Le calendrier des tournées de Rozi pour la promotion de son précédent album, What A Boost, touchait à sa fin lorsque le monde s’est retrouvé confiné. Après avoir enregistré un EP composé de nouveaux morceaux lors d’une retraite avec Jamie et Gerard dans le cadre des résidences Lost Map sur l’île d’Eigg, Rozi a continué à écrire et à enregistrer d’autres démos à divers endroits en 2020 et 2021. Ces sessions ont formé la base de Prize, et lorsque le monde s’est ouvert à nouveau, le groupe d’amis a navigué en ferry durant 24 heures de Portsmouth à Bilbao en octobre 2021, pour se rendre au Pays basque français, et enregistrer les chansons au studio Shorebreaker. Revigoré, le groupe a rapporté ces enregistrements à la maison et les membres ont commencé le processus de montage et d’overdubbing au Total Refreshment Centre et chez eux à Londres, Bristol et Glasgow. Avec Rozi et Jamie Whitby Coles à la production, le groupe est retourné à Margate pour travailler au mixage avec Ash Workman (Christine and the Queens / Metronomy).
Sur Prize, les rythmes apaisants et intensément groovy de Jamie Whitby Coles apportent de la constance, tout en prenant à l’occasion des virages inattendus sur les contretemps. Les lignes de basse ondulantes d’Amaury Ranger se faufilent partout ; sans jamais dominer, elles offrent plutôt un chemin rassurant en de chaleureux territoires.
De même, le jeu de synthé de Gerard est le parfait contrepoint à la retenue discrète mais ardente de Rozi. Il bouillonne et siffle avec délicatesse sur « Help », réfléchi par les ornements élégiaques du saxophone de Cole Pulice et la harpe de Serafina Steer, de Bas Jan. Sur « Painted The Room », les éléments électroniques sont poussés plus loin grâce à la contribution de Danalogue (Comet Is Coming / Soccer 96), jusqu’à obtenir une onde sinusoïdale d’oscillation pour une fête d’anniversaire.

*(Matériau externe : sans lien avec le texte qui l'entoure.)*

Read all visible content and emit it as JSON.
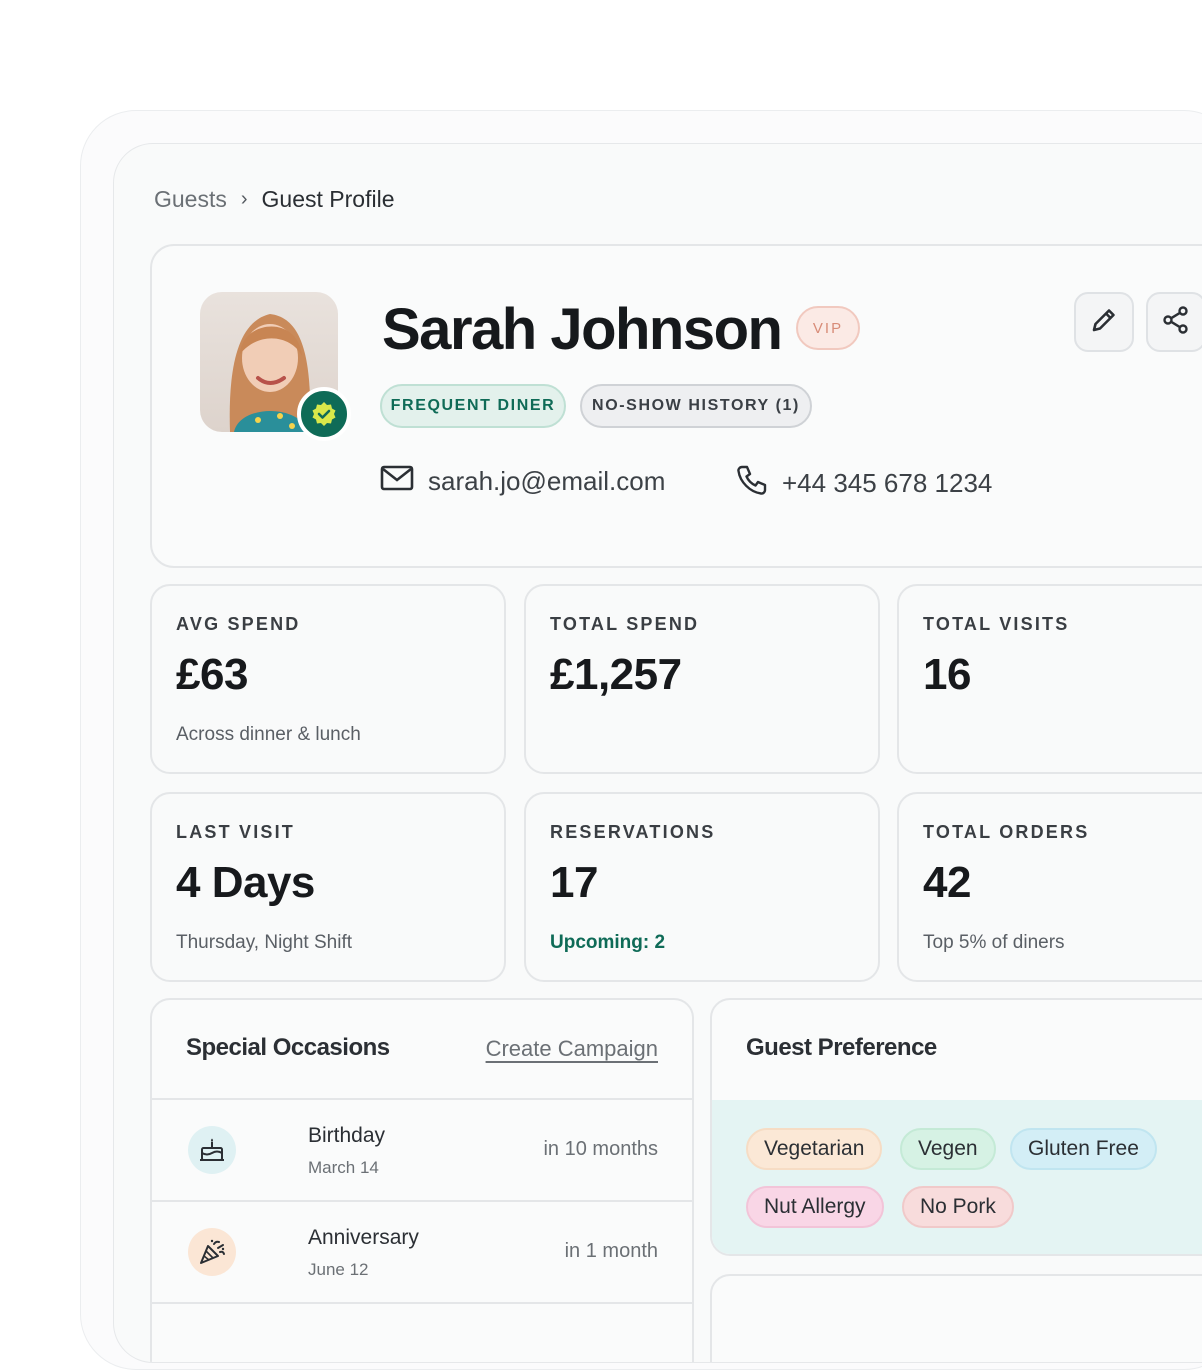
{
  "breadcrumb": {
    "parent": "Guests",
    "separator": "›",
    "current": "Guest Profile"
  },
  "profile": {
    "name": "Sarah Johnson",
    "badge": "VIP",
    "tags": [
      "FREQUENT DINER",
      "NO-SHOW HISTORY (1)"
    ],
    "email": "sarah.jo@email.com",
    "phone": "+44 345 678 1234"
  },
  "stats": [
    {
      "label": "AVG SPEND",
      "value": "£63",
      "sub": "Across dinner & lunch"
    },
    {
      "label": "TOTAL SPEND",
      "value": "£1,257",
      "sub": ""
    },
    {
      "label": "TOTAL VISITS",
      "value": "16",
      "sub": ""
    },
    {
      "label": "LAST VISIT",
      "value": "4 Days",
      "sub": "Thursday, Night Shift"
    },
    {
      "label": "RESERVATIONS",
      "value": "17",
      "sub": "Upcoming: 2"
    },
    {
      "label": "TOTAL ORDERS",
      "value": "42",
      "sub": "Top 5% of diners"
    }
  ],
  "occasions": {
    "title": "Special Occasions",
    "action": "Create Campaign",
    "items": [
      {
        "name": "Birthday",
        "date": "March 14",
        "when": "in 10 months",
        "icon": "cake-icon"
      },
      {
        "name": "Anniversary",
        "date": "June 12",
        "when": "in 1 month",
        "icon": "party-popper-icon"
      }
    ]
  },
  "preferences": {
    "title": "Guest Preference",
    "chips": [
      "Vegetarian",
      "Vegen",
      "Gluten Free",
      "Nut Allergy",
      "No Pork"
    ]
  },
  "colors": {
    "accent": "#0f6b57",
    "vip": "#d88c78",
    "chip_vegetarian": "#fbe8d6",
    "chip_vegen": "#d6f2e4",
    "chip_gluten": "#d3eef6",
    "chip_nut": "#f9d6e6",
    "chip_pork": "#f8dcdc"
  }
}
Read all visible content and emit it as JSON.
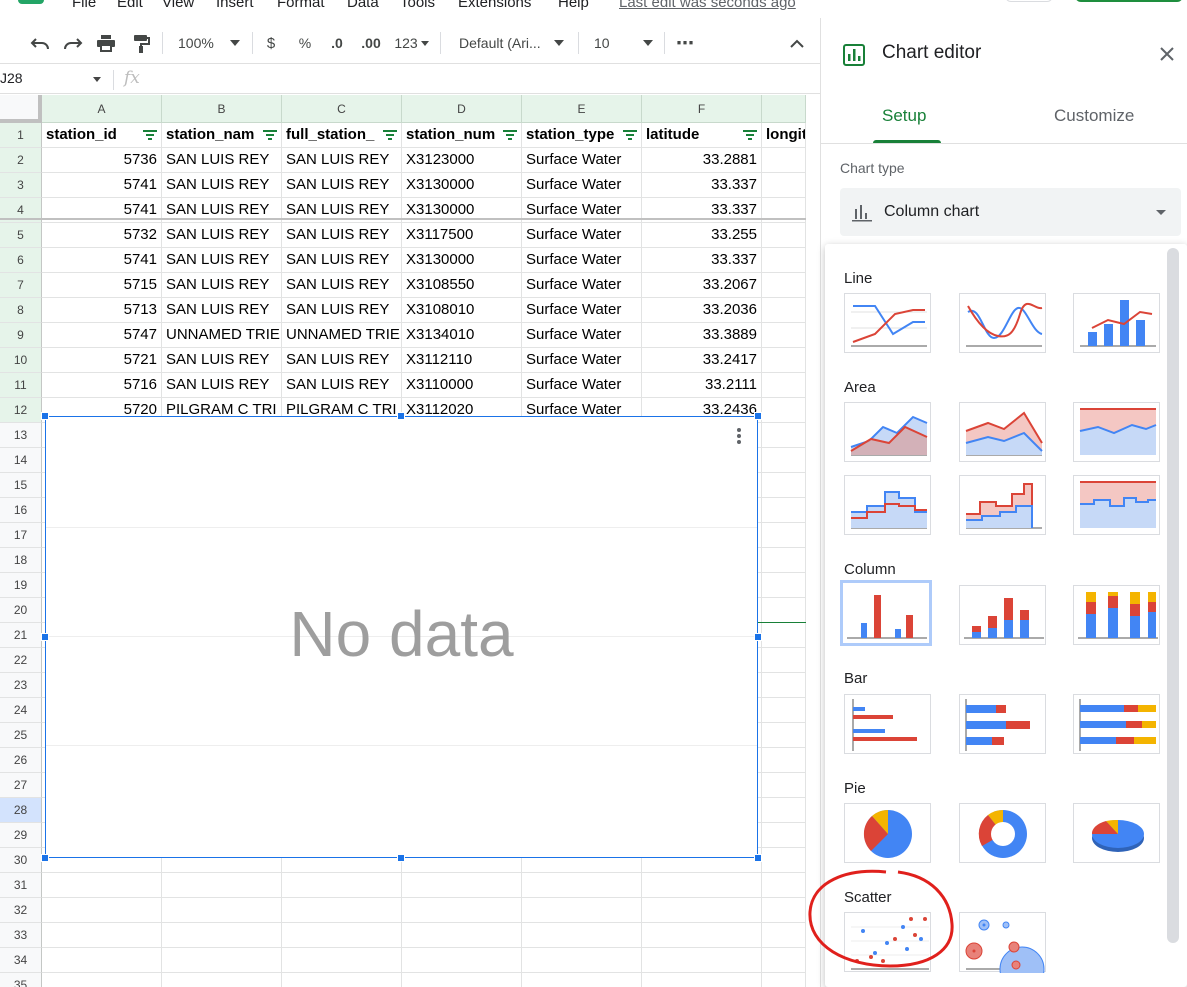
{
  "menu": {
    "items": [
      "File",
      "Edit",
      "View",
      "Insert",
      "Format",
      "Data",
      "Tools",
      "Extensions",
      "Help"
    ],
    "last_edit": "Last edit was seconds ago"
  },
  "toolbar": {
    "zoom": "100%",
    "currency": "$",
    "percent": "%",
    "dec_decrease": ".0",
    "dec_increase": ".00",
    "more_formats": "123",
    "font": "Default (Ari...",
    "font_size": "10",
    "more": "⋯"
  },
  "formula_bar": {
    "cell_ref": "J28",
    "fx": "fx",
    "value": ""
  },
  "grid": {
    "columns": [
      "A",
      "B",
      "C",
      "D",
      "E",
      "F"
    ],
    "headers": [
      "station_id",
      "station_nam",
      "full_station_",
      "station_num",
      "station_type",
      "latitude",
      "longit"
    ],
    "rows": [
      [
        "5736",
        "SAN LUIS REY",
        "SAN LUIS REY",
        "X3123000",
        "Surface Water",
        "33.2881"
      ],
      [
        "5741",
        "SAN LUIS REY",
        "SAN LUIS REY",
        "X3130000",
        "Surface Water",
        "33.337"
      ],
      [
        "5741",
        "SAN LUIS REY",
        "SAN LUIS REY",
        "X3130000",
        "Surface Water",
        "33.337"
      ],
      [
        "5732",
        "SAN LUIS REY",
        "SAN LUIS REY",
        "X3117500",
        "Surface Water",
        "33.255"
      ],
      [
        "5741",
        "SAN LUIS REY",
        "SAN LUIS REY",
        "X3130000",
        "Surface Water",
        "33.337"
      ],
      [
        "5715",
        "SAN LUIS REY",
        "SAN LUIS REY",
        "X3108550",
        "Surface Water",
        "33.2067"
      ],
      [
        "5713",
        "SAN LUIS REY",
        "SAN LUIS REY",
        "X3108010",
        "Surface Water",
        "33.2036"
      ],
      [
        "5747",
        "UNNAMED TRIE",
        "UNNAMED TRIE",
        "X3134010",
        "Surface Water",
        "33.3889"
      ],
      [
        "5721",
        "SAN LUIS REY",
        "SAN LUIS REY",
        "X3112110",
        "Surface Water",
        "33.2417"
      ],
      [
        "5716",
        "SAN LUIS REY",
        "SAN LUIS REY",
        "X3110000",
        "Surface Water",
        "33.2111"
      ],
      [
        "5720",
        "PILGRAM C TRI",
        "PILGRAM C TRI",
        "X3112020",
        "Surface Water",
        "33.2436"
      ]
    ],
    "row_numbers": [
      "1",
      "2",
      "3",
      "4",
      "5",
      "6",
      "7",
      "8",
      "9",
      "10",
      "11",
      "12",
      "13",
      "14",
      "15",
      "16",
      "17",
      "18",
      "19",
      "20",
      "21",
      "22",
      "23",
      "24",
      "25",
      "26",
      "27",
      "28",
      "29",
      "30",
      "31",
      "32",
      "33",
      "34",
      "35"
    ]
  },
  "chart": {
    "message": "No data"
  },
  "chart_editor": {
    "title": "Chart editor",
    "tabs": [
      "Setup",
      "Customize"
    ],
    "chart_type_label": "Chart type",
    "chart_type_value": "Column chart",
    "categories": [
      "Line",
      "Area",
      "Column",
      "Bar",
      "Pie",
      "Scatter"
    ]
  },
  "colors": {
    "accent_green": "#188038",
    "selection_blue": "#1a73e8",
    "series_blue": "#4285f4",
    "series_red": "#db4437",
    "series_yellow": "#f4b400",
    "annotation_red": "#e0201c"
  }
}
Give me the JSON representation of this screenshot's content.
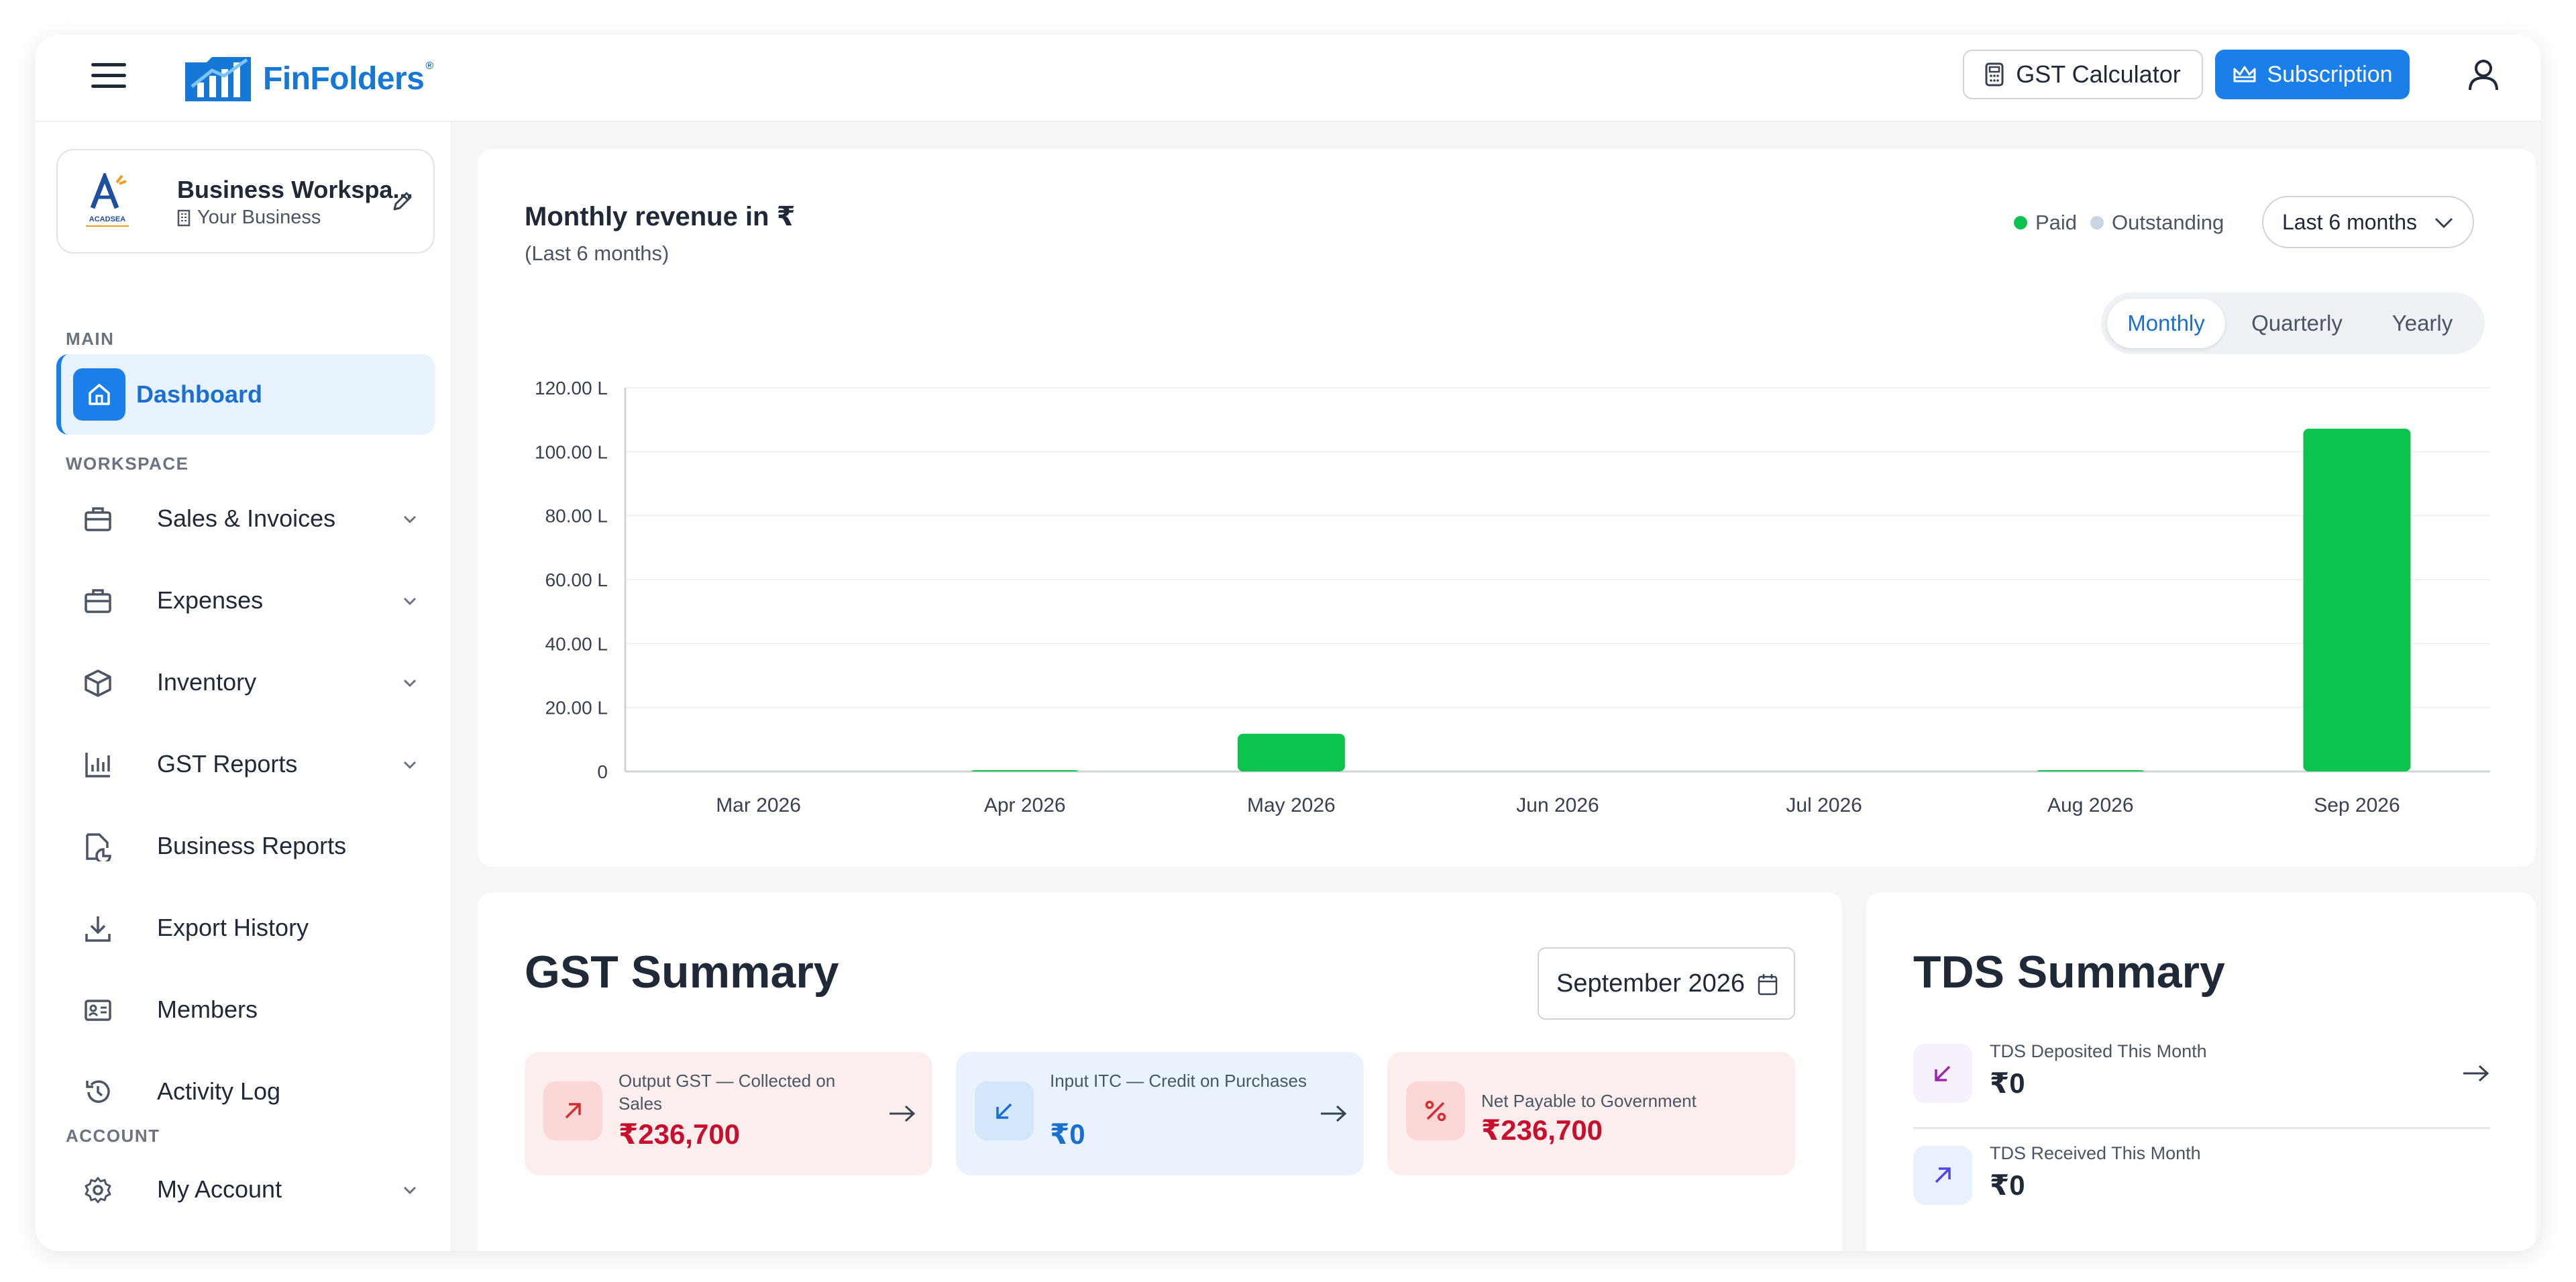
{
  "brand": {
    "name": "FinFolders",
    "mark": "®",
    "color": "#1577d6"
  },
  "header": {
    "gst_calculator_label": "GST Calculator",
    "subscription_label": "Subscription"
  },
  "workspace": {
    "name": "Business Workspa...",
    "type": "Your Business",
    "logo_text": "ACADSEA"
  },
  "sidebar": {
    "sections": {
      "main": "MAIN",
      "workspace": "WORKSPACE",
      "account": "ACCOUNT"
    },
    "dashboard": "Dashboard",
    "items": [
      {
        "label": "Sales & Invoices",
        "icon": "briefcase-icon",
        "has_chevron": true
      },
      {
        "label": "Expenses",
        "icon": "wallet-icon",
        "has_chevron": true
      },
      {
        "label": "Inventory",
        "icon": "box-icon",
        "has_chevron": true
      },
      {
        "label": "GST Reports",
        "icon": "bar-chart-icon",
        "has_chevron": true
      },
      {
        "label": "Business Reports",
        "icon": "pie-chart-icon",
        "has_chevron": false
      },
      {
        "label": "Export History",
        "icon": "download-icon",
        "has_chevron": false
      },
      {
        "label": "Members",
        "icon": "id-card-icon",
        "has_chevron": false
      },
      {
        "label": "Activity Log",
        "icon": "history-icon",
        "has_chevron": false
      }
    ],
    "my_account": "My Account"
  },
  "revenue": {
    "title": "Monthly revenue in ₹",
    "subtitle": "(Last 6 months)",
    "legend": {
      "paid": "Paid",
      "outstanding": "Outstanding"
    },
    "period_select": "Last 6 months",
    "granularity": {
      "monthly": "Monthly",
      "quarterly": "Quarterly",
      "yearly": "Yearly",
      "active": "Monthly"
    }
  },
  "chart_data": {
    "type": "bar",
    "title": "Monthly revenue in ₹",
    "subtitle": "(Last 6 months)",
    "categories": [
      "Mar 2026",
      "Apr 2026",
      "May 2026",
      "Jun 2026",
      "Jul 2026",
      "Aug 2026",
      "Sep 2026"
    ],
    "series": [
      {
        "name": "Paid",
        "color": "#0cc44d",
        "values": [
          0,
          0.2,
          11.8,
          0,
          0,
          0.2,
          107.2
        ]
      },
      {
        "name": "Outstanding",
        "color": "#cbd5e1",
        "values": [
          0,
          0,
          0,
          0,
          0,
          0,
          0
        ]
      }
    ],
    "yticks": [
      "0",
      "20.00 L",
      "40.00 L",
      "60.00 L",
      "80.00 L",
      "100.00 L",
      "120.00 L"
    ],
    "ylim": [
      0,
      120
    ],
    "y_unit": "L",
    "grid": true,
    "legend": "top-right"
  },
  "gst": {
    "title": "GST Summary",
    "month": "September 2026",
    "tiles": [
      {
        "label": "Output GST — Collected on Sales",
        "value": "₹236,700",
        "value_color": "#c8102e",
        "bg": "#fdeeee",
        "icon_bg": "#fbd6d6",
        "icon_color": "#d32f2f"
      },
      {
        "label": "Input ITC — Credit on Purchases",
        "value": "₹0",
        "value_color": "#1a6fd1",
        "bg": "#eaf3fd",
        "icon_bg": "#d3e6fa",
        "icon_color": "#1a6fd1"
      },
      {
        "label": "Net Payable to Government",
        "value": "₹236,700",
        "value_color": "#c8102e",
        "bg": "#fdeeee",
        "icon_bg": "#fbd6d6",
        "icon_color": "#d32f2f"
      }
    ]
  },
  "tds": {
    "title": "TDS Summary",
    "rows": [
      {
        "label": "TDS Deposited This Month",
        "value": "₹0"
      },
      {
        "label": "TDS Received This Month",
        "value": "₹0"
      }
    ]
  }
}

Puis vient « Sore », et ses paroles à nu (accompagnées par Yoshino Shigihara, de Yama Warashi), recouvertes d’un mur de cordes que l’on doit à Emma Smith (Bas Jan / JARV IS), et et par le saxophone à couper le souffle d’Alabaster dePlume. C’est terminé en trois minutes, et c’est d’autant plus dévastateur.
« Il fallait le manger, alors tu l’as mangé » (“It need eating so you ate it”), chante Rozi dans « Complicated », une chanson qui parle d’accepter ses complexes et de s’autoriser à accueillir les succès. Dans ce nouvel album, c’est le sens du groupe instillé entre les collaborateurs qui est la véritable récompense ; chaque élément individuel de chaque morceau est au service de la chanson, sans que rien ne soit perdu.